Sports

Irv Cross, former NFL star and analyst who passed away in 2021, has CTE



PHILADELPHIA — Irv Cross was a man of faith and avid football fan who could no longer attend Bible studies or watch NFL games with friends in his later years. A degenerative brain disease that has festered inside the body before Philadelphia Eagles The full-back has caused depression, mood swings and the type of amnesia that forced him into isolation.

“He really didn’t want to be with people,” said his widow, Liz Cross. “The only person he wants to be with is me. When he’s with me, he really doesn’t want to be with me. He just wants me there.”

Cross, the former NFL quarterback who became the first Black to work full-time as a sports analyst on national television, is the latest football player to be diagnosed with the brain disease. CTE. Pass, who was 81 when he died Boston University researchers said Tuesday, February 28, 2021, has stage 4 chronic traumatic encephalopathy.

Stage 4 is the most severe stage of CTE, indicating the type of injury that often causes cognitive and behavioral problems in people with repeated head trauma. He struggles with his balance and is paranoid.

“In the end,” Cross said, “he saw things that weren’t there.”

Cross said her husband, who was diagnosed with mild dementia in 2018, often sits in a chair and grimaces from headaches that don’t go away. He refuses any medication because it doesn’t help with the pain. He stopped going to church. Once a pupil of the game, NFL games were mostly background noise because he didn’t know who was playing.

“He was afraid someone would ask him a question,” Cross said, “and he wouldn’t know the answer.”

Of course, Irv Cross isn’t alone in the plight among his former NFL brethren. According to its latest report, the BU CTE Center said it diagnosed 345 former NFL players with CTE out of the 376 former players studied, a rate of 91.7%. The disease can only be diagnosed after death.

“He was the most wonderful, kindest, most helpful man I’ve ever met,” Cross said. “But in the end it wasn’t who he was. And it wasn’t who he was. It was the illness that did it.”

Dr Ann McKee, professor of neurology and pathology at Boston University, said she was not surprised that Irv Cross’s brain reached stage 4 given the length of his overall football career (studied). calculated as 17 years) and his age. Irv Cross and his family decided to donate his brain to help raise awareness of the long-term consequences of repeated blows to the head.

“I really think there’s more education about the risks of football and I really think there’s more awareness about concussion management but I still think we’re a long way from what we think we are. we should,” said McKee. “We need to educate young athletes that this is the risk they are taking. We need to educate coaches to avoid head injuries during competition. We need to manage athletes more. by monitoring them better. I still think there’s a lot of cavalier attitudes towards CTE. There’s a lot of denial.”

In fact, Liz Cross said she and her husband “both denied” what caused his health to decline until about five years before his death.

“For someone who used to be very active and can do everything, and an athlete who has no balance, no strength, can’t do anything he’s done before, that’s just amazing. shameful,” she said. “He almost fell into a constant state of depression.”

One of 15 kids from Hammond, Indiana, Cross competed in football and track and field at Northwestern.
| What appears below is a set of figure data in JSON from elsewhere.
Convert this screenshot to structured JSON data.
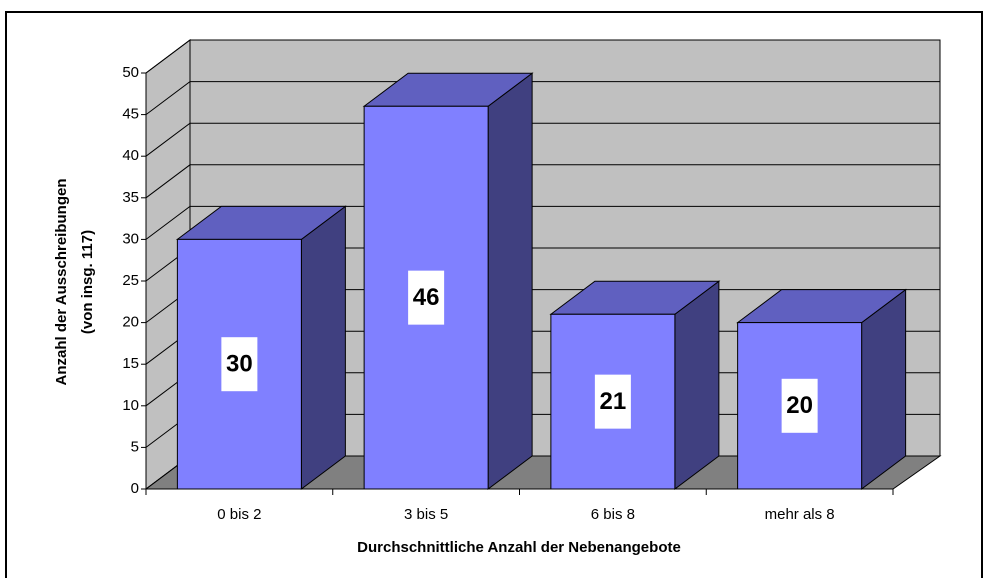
{
  "chart_data": {
    "type": "bar3d",
    "ylabel": [
      "Anzahl der Ausschreibungen",
      "(von insg. 117)"
    ],
    "xlabel": "Durchschnittliche Anzahl der Nebenangebote",
    "categories": [
      "0 bis 2",
      "3 bis 5",
      "6 bis 8",
      "mehr als 8"
    ],
    "values": [
      30,
      46,
      21,
      20
    ],
    "color": "#8080ff",
    "ylim": [
      0,
      50
    ],
    "yticks": [
      0,
      5,
      10,
      15,
      20,
      25,
      30,
      35,
      40,
      45,
      50
    ],
    "grid": true
  }
}
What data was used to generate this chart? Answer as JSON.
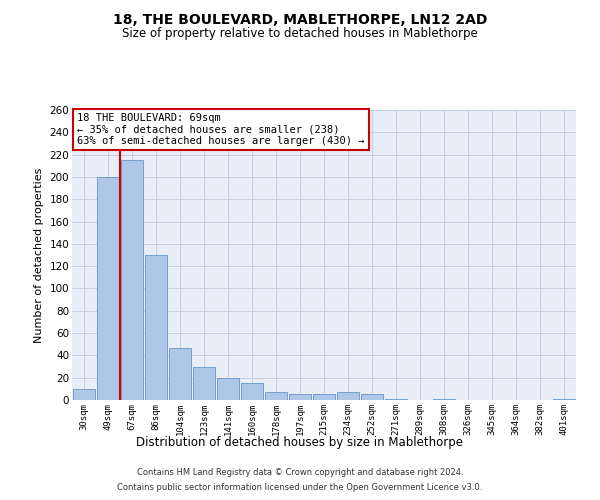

He was enlisted in the seventh round by Philadelphia in 1961, and was traded for The Los Angeles Rams in 1966 and returned to the Eagles in 1969 as player coach for his final season.

The two-time Pro Bowl fullback had 22 interceptions, 14 clumsy recalls, 8 clumsy catches and a few defensive touches. He also averaged 27.9 yards in kick-off and return kicks.

Chris Nowinski, founder of the Concussion Legacy Foundation, said he met Cross in 2018 and it was “very clear” the former Eagle was suffering.

“It is important to highlight cases like Irv Cross’ because he was able to live a long and successful life without CTE seriously affecting him,” he said. “But in the end, it was a struggle.”

Cross joined CBS in 1971, becoming the first black network sports host. He left the network in 1994, and later served as athletic director at Idaho State and Macalester College in Minnesota. In 2009, he received the Pete Rozelle Radio-Television Award from the Pro Football Hall of Fame. He had been married to Liz for 34 years when he passed away.

Cross said her husband has never regretted his football career.

“He would do it again in a heartbeat,” she said. “But he doesn’t think children should play football.”

As for the concussions diagnosed, Cross said her husband told her he’s had it several times in his competitive career but not counting. He suffered so many head injuries during his rookie season that his Eagles teammates referred to him as “Paper Head.”

Irv told his wife that after a blow to the head that nearly made him swallow his tongue, doctors said if he had another concussion he “would die”.

“And so he stopped playing? No,” said the 76-year-old widow. “They made him a stronger helmet.”

Liz Cross said she wanted to remember the joy their young grandson brought to Irv in the last years of her life, not agonize over how she had to watch the man she loved die. .

“He was a wonderful man,” she said, “and this illness changed his life.”